I've had a Bronica GS-1 for several years now
One other thing... the shutter kicks like a shotgun (and is nearly as loud...
Reading Matt's reply I can add that I have an ETrsi and an RZ67. Both have nearly the same features such as leaf shutters. There are two big differences to me:
1. ETrsi has a spart connection for flash. The RZ does not unless you can get special adapter modules.
2. The RZ is a LOT heavier.
3. The RZ has the tilt and swing lens.
4. The RZ has a compensation scale on the side and can do closeups more easily.
Otherwise, I find that they have very similar features and the negatives print up to 16x20 from both with good quality given the same film and process.
PE
I assume you mean the mirror?
I sold my 645 system(Pentax 645nII) but have been shooting some 35mm recently, and in all honesty, there is a HUGE jump in the quality and "draw" compared to using 645, much less 6x7. Almost to the point that I've considered selling my Nikon system and going back to a Mamiya 645AF or something like that and leaving the "miniature format" stuff to the digit@l realm entirely...
That said, I also use a GX680 kit, and despite it being heavy and bulky, the lenses are stupendous, and absurdly sharp even wide open.
And the 3x4 ratio(same as 645) is nice too.
-Dan
Personally I don't see a need to get a bigger negative (and camera) if you print 16x20 or maybe even 20x24. If you stand more than three feet away from the print, you're not likely to spot much difference.
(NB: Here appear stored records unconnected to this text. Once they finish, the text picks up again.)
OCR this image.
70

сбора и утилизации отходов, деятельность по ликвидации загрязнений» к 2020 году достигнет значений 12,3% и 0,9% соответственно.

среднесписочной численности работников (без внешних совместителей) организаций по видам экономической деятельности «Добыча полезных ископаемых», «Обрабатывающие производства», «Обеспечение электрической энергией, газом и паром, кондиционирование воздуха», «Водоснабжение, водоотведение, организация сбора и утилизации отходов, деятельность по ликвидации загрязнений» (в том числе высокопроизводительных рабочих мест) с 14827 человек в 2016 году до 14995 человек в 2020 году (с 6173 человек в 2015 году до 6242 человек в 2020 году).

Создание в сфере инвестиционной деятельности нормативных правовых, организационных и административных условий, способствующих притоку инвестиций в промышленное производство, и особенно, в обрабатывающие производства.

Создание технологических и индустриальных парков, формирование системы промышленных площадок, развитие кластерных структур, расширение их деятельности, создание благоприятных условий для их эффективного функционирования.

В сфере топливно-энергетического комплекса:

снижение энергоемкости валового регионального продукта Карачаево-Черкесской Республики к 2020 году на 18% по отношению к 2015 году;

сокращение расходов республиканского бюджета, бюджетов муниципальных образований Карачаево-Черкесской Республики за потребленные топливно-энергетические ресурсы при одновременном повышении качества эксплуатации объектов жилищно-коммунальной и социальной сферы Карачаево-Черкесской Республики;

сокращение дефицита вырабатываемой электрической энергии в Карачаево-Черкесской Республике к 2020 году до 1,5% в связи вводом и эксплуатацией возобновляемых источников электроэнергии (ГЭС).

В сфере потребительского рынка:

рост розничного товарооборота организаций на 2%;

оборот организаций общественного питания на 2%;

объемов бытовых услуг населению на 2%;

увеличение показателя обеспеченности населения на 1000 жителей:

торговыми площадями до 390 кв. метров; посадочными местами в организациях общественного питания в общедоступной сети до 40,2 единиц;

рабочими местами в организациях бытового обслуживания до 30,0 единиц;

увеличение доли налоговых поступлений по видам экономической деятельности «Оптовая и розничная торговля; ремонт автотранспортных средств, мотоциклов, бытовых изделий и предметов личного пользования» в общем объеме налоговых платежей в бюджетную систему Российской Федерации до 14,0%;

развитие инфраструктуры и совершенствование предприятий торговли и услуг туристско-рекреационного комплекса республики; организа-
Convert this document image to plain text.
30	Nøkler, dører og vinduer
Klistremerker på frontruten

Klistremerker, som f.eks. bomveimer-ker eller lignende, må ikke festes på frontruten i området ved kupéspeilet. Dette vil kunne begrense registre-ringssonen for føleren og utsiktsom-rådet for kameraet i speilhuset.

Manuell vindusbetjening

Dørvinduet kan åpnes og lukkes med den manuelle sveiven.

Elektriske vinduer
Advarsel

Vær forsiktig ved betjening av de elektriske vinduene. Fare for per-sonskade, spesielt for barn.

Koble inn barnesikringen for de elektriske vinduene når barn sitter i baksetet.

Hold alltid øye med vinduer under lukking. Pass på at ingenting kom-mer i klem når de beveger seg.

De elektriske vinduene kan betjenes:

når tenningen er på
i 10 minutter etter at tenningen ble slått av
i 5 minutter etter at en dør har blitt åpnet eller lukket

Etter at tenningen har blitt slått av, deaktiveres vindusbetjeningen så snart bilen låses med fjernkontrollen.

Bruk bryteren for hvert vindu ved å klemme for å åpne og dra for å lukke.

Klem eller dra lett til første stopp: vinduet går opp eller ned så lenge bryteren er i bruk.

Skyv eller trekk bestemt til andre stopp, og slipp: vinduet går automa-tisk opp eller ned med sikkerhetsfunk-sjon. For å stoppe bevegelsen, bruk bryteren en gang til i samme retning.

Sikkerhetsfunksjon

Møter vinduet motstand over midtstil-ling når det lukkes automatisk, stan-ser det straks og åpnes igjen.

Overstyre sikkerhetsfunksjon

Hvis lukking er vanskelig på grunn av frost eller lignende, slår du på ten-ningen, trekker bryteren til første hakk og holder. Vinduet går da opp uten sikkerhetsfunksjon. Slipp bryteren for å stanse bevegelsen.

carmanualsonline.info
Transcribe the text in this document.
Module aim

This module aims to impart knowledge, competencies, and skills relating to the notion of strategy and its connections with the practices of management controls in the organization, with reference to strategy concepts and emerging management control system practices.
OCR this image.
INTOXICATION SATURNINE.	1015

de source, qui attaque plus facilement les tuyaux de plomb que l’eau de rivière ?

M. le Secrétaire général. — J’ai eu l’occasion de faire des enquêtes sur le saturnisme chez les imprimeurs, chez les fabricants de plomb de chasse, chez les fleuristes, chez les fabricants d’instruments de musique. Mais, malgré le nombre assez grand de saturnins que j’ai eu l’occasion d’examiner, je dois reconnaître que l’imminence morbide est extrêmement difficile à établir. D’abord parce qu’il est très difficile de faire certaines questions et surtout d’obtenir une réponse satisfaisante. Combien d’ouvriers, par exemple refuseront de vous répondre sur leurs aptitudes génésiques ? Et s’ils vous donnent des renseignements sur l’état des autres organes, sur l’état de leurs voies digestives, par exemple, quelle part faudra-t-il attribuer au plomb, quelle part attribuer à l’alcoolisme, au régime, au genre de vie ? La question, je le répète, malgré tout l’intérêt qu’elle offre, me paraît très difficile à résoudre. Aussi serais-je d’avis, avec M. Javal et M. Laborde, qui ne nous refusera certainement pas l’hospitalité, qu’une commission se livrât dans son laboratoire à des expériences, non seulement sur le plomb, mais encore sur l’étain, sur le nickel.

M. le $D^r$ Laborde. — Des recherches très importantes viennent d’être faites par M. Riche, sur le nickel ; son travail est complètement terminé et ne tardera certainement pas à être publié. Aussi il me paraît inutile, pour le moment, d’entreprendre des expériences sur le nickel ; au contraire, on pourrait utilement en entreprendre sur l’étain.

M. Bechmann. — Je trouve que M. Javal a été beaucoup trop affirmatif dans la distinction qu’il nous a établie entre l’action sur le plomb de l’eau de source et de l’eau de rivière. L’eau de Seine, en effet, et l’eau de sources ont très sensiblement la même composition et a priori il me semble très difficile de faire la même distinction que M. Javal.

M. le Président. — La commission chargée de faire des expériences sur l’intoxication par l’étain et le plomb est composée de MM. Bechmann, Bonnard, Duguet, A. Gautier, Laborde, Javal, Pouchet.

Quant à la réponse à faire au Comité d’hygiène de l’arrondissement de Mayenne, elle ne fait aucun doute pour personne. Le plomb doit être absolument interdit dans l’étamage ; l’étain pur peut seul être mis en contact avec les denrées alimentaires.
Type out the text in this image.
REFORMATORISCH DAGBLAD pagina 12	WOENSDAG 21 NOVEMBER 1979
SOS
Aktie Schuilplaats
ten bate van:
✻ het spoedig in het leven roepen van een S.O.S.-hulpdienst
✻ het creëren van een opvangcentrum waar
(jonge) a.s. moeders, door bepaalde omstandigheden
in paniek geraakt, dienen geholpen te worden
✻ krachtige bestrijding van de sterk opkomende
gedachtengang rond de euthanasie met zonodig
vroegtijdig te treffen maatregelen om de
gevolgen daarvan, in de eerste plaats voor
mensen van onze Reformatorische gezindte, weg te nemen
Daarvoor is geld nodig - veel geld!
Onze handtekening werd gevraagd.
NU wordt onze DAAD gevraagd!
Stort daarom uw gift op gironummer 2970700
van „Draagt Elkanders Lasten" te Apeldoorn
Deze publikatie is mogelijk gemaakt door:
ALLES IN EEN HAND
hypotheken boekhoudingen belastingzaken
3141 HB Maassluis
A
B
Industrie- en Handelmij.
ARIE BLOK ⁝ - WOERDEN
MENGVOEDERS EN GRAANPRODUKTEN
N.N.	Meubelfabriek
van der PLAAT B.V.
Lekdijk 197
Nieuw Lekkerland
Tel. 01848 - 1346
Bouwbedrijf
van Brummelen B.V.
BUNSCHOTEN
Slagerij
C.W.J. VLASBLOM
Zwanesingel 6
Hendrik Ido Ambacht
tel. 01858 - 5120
It depends a little on what film you use.
A properly exposed and processed negative in 645 format will yield a virtually grain free 16x20s. Heck, shooting Acros/Xtol in 35mm I get almost grain free 16x20s; you'd have to press your eye up against the print surface to see it.
My advice - In interest of the pictures themselves, you're best off shooting the camera that feels the most natural in your hands and fits into your work flow best. Unless you like to look at your prints with a loupe. Those are my two cents.
Sorry to go off topic of original post, but the question made me think of it and perhaps also not applicable to APUG. But wouldn't a 35mm size d*g*t*l with a shift lens of the correct focal length be able to take multiple shots of a static subject and join them up to give a large format equivalent?